Das Gehäuse des shine 2 HD ist minimal dicker, das Gerät zehn Gramm schwerer als der vision 3 HD. Mit 184 Gramm sind das aber immer noch 21 Gramm weniger als ein Kindle Paperwhite ohne 3G-Modul. Der Home-Button ist ein physischer Knopf, kein Sensor wie im vision 3 HD.

Die Hintergrundbeleuchtung des Kindle Paperwhite lässt sich zwar noch heller einstellen als die der Tolinos. Aber die hellste Stufe braucht wohl nur, wer seinen E-Reader als Taschenlampe benutzen will. Dafür lässt sich die Beleuchtung der Tolinos wie gehabt über einen Knopf am oberen Gehäuserand abschalten, während das beim Kindle nur in mehreren Schritten über den Touchscreen geht.Zudem bieten die Tolinos mehr Optionen in den Einstellungen zur Textausrichtung, also bei Zeilenabstand, Rand und Ausrichtung.

Die vier Gigabyte Speicher in beiden Geräten sollen für etwa 2.000 E-Books reichen, der Akku soll nach Herstellerangaben bis zu sieben Wochen durchhalten, bis er aufgeladen werden muss. Das konnte ich allerdings nicht überprüfen, da ich meine Testgeräte nur einige Tage zur Verfügung hatte. Wer mehr Speicherplatz braucht, kann seine E-Books auch in der Tolino-Cloud speichern, 25 Gigabyte sind im Preis inbegriffen. All das ist vergleichbar mit dem Kindle.

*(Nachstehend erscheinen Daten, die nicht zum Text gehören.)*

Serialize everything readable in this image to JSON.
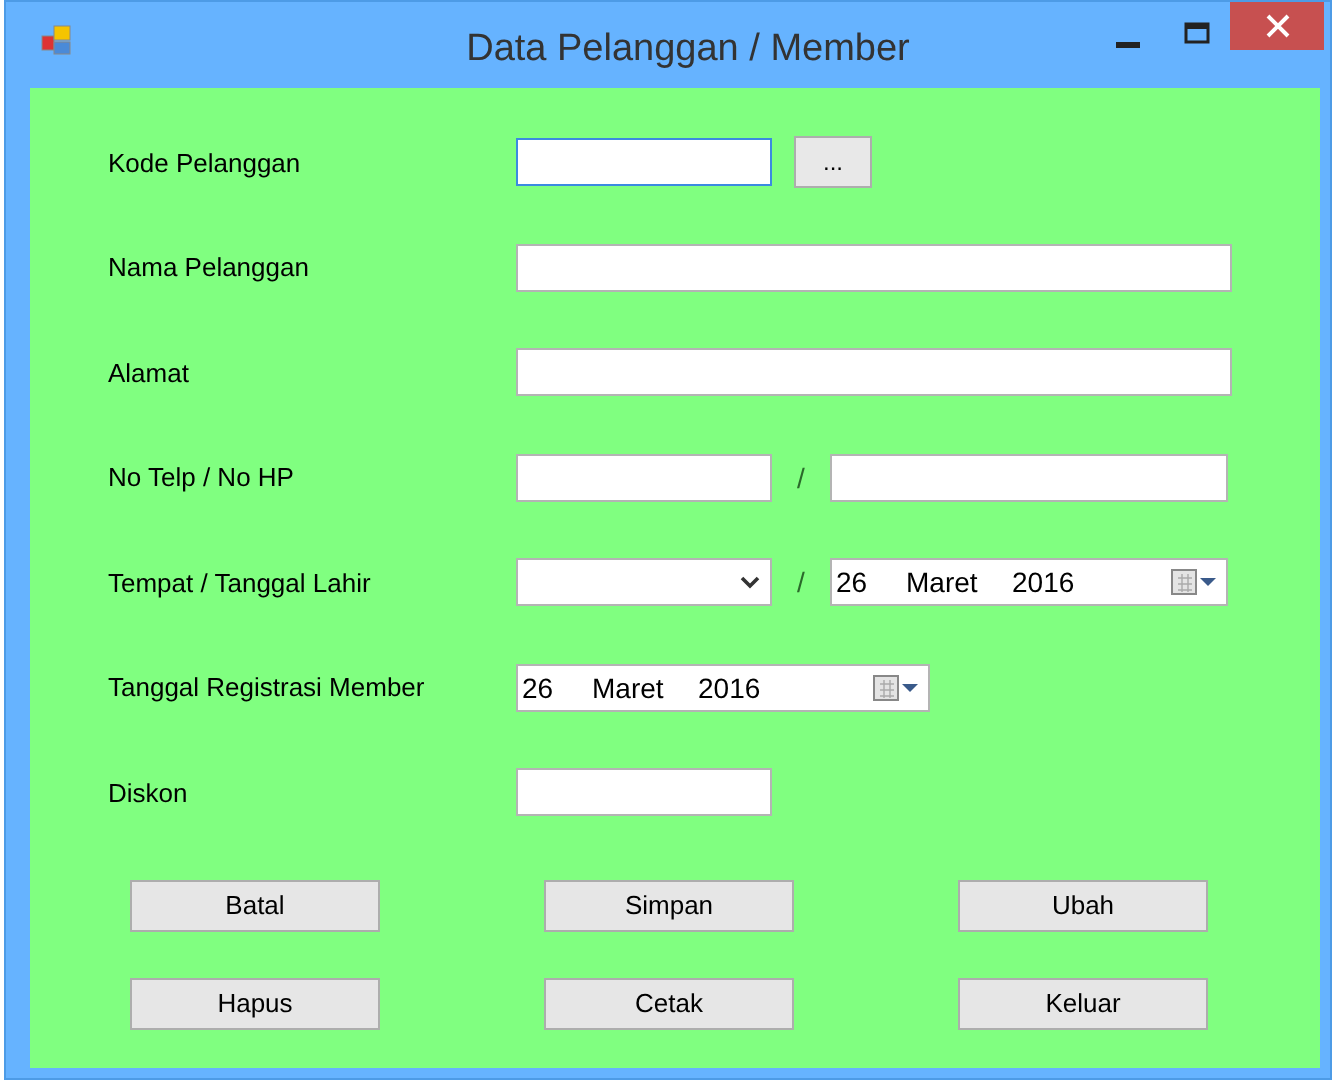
{
  "window": {
    "title": "Data Pelanggan / Member"
  },
  "rows": [
    {
      "label": "Kode Pelanggan",
      "controls": [
        {
          "kind": "text",
          "focused": true
        },
        {
          "kind": "browse",
          "label": "..."
        }
      ]
    },
    {
      "label": "Nama Pelanggan",
      "controls": [
        {
          "kind": "text",
          "focused": false
        }
      ]
    },
    {
      "label": "Alamat",
      "controls": [
        {
          "kind": "text",
          "focused": false
        }
      ]
    },
    {
      "label": "No Telp / No HP",
      "controls": [
        {
          "kind": "text",
          "focused": false
        },
        {
          "kind": "separator",
          "text": "/"
        },
        {
          "kind": "text",
          "focused": false
        }
      ]
    },
    {
      "label": "Tempat / Tanggal Lahir",
      "controls": [
        {
          "kind": "combo"
        },
        {
          "kind": "separator",
          "text": "/"
        },
        {
          "kind": "date",
          "day": "26",
          "month": "Maret",
          "year": "2016"
        }
      ]
    },
    {
      "label": "Tanggal Registrasi Member",
      "controls": [
        {
          "kind": "date",
          "day": "26",
          "month": "Maret",
          "year": "2016"
        }
      ]
    },
    {
      "label": "Diskon",
      "controls": [
        {
          "kind": "text",
          "focused": false
        }
      ]
    }
  ],
  "buttons": [
    "Batal",
    "Simpan",
    "Ubah",
    "Hapus",
    "Cetak",
    "Keluar"
  ]
}
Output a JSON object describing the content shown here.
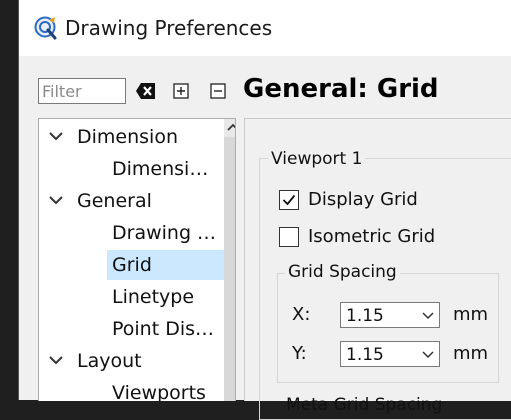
{
  "window": {
    "title": "Drawing Preferences"
  },
  "filter": {
    "placeholder": "Filter",
    "value": ""
  },
  "section_title": "General: Grid",
  "tree": {
    "items": [
      {
        "label": "Dimension",
        "level": 0,
        "expanded": true
      },
      {
        "label": "Dimensi…",
        "level": 1
      },
      {
        "label": "General",
        "level": 0,
        "expanded": true
      },
      {
        "label": "Drawing …",
        "level": 1
      },
      {
        "label": "Grid",
        "level": 1,
        "selected": true
      },
      {
        "label": "Linetype",
        "level": 1
      },
      {
        "label": "Point Dis…",
        "level": 1
      },
      {
        "label": "Layout",
        "level": 0,
        "expanded": true
      },
      {
        "label": "Viewports",
        "level": 1
      }
    ]
  },
  "viewport": {
    "title": "Viewport 1",
    "display_grid": {
      "label": "Display Grid",
      "checked": true
    },
    "isometric_grid": {
      "label": "Isometric Grid",
      "checked": false
    },
    "grid_spacing": {
      "title": "Grid Spacing",
      "x": {
        "label": "X:",
        "value": "1.15",
        "unit": "mm"
      },
      "y": {
        "label": "Y:",
        "value": "1.15",
        "unit": "mm"
      }
    },
    "meta_grid_title_partial": "Meta Grid Spacing"
  },
  "colors": {
    "selection": "#cce8ff",
    "background": "#f0f0f0",
    "icon_blue": "#2a6cc4"
  }
}
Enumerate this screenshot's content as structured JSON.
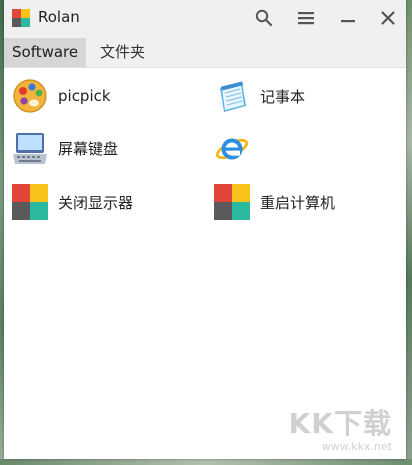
{
  "window": {
    "title": "Rolan",
    "controls": [
      "search-icon",
      "menu-icon",
      "minimize-icon",
      "close-icon"
    ]
  },
  "tabs": [
    {
      "label": "Software",
      "active": true
    },
    {
      "label": "文件夹",
      "active": false
    }
  ],
  "items": [
    {
      "label": "picpick",
      "icon": "picpick-icon"
    },
    {
      "label": "记事本",
      "icon": "notepad-icon"
    },
    {
      "label": "屏幕键盘",
      "icon": "keyboard-icon"
    },
    {
      "label": "",
      "icon": "internet-explorer-icon"
    },
    {
      "label": "关闭显示器",
      "icon": "tiles-icon"
    },
    {
      "label": "重启计算机",
      "icon": "tiles-icon"
    }
  ],
  "watermark": {
    "main": "KK下载",
    "sub": "www.kkx.net"
  },
  "colors": {
    "tile_red": "#e2463a",
    "tile_yellow": "#f7c21a",
    "tile_teal": "#2bb9a0",
    "tile_gray": "#5a5a5a",
    "tab_active_bg": "#d6d6d6"
  }
}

Amazons E-Reader versteht dafür mehr Dateiformate, wobei das Gerät natürlich in erster Linie als Wiedergabemaschine für Amazons eigene Inhalte in Amazons eigenem Dateiformat zu verstehen ist. Wer ePUB-Dateien auf dem Kindle lesen will, muss sie erst umwandeln, das geht am Computer mit der kostenlosen Software Calibre.

Zwischenfazit: Rein technisch ist der Tolino vision 3 HD einem Kindle Paperwhite von 2015 leicht überlegen. Der shine 2 HD kommt ihm zumindest sehr nahe. Allerdings gibt es nach wie vor keinen Tolino mit 3G-Modul, neue Bücher kann man also nur über WLAN auf das Gerät laden.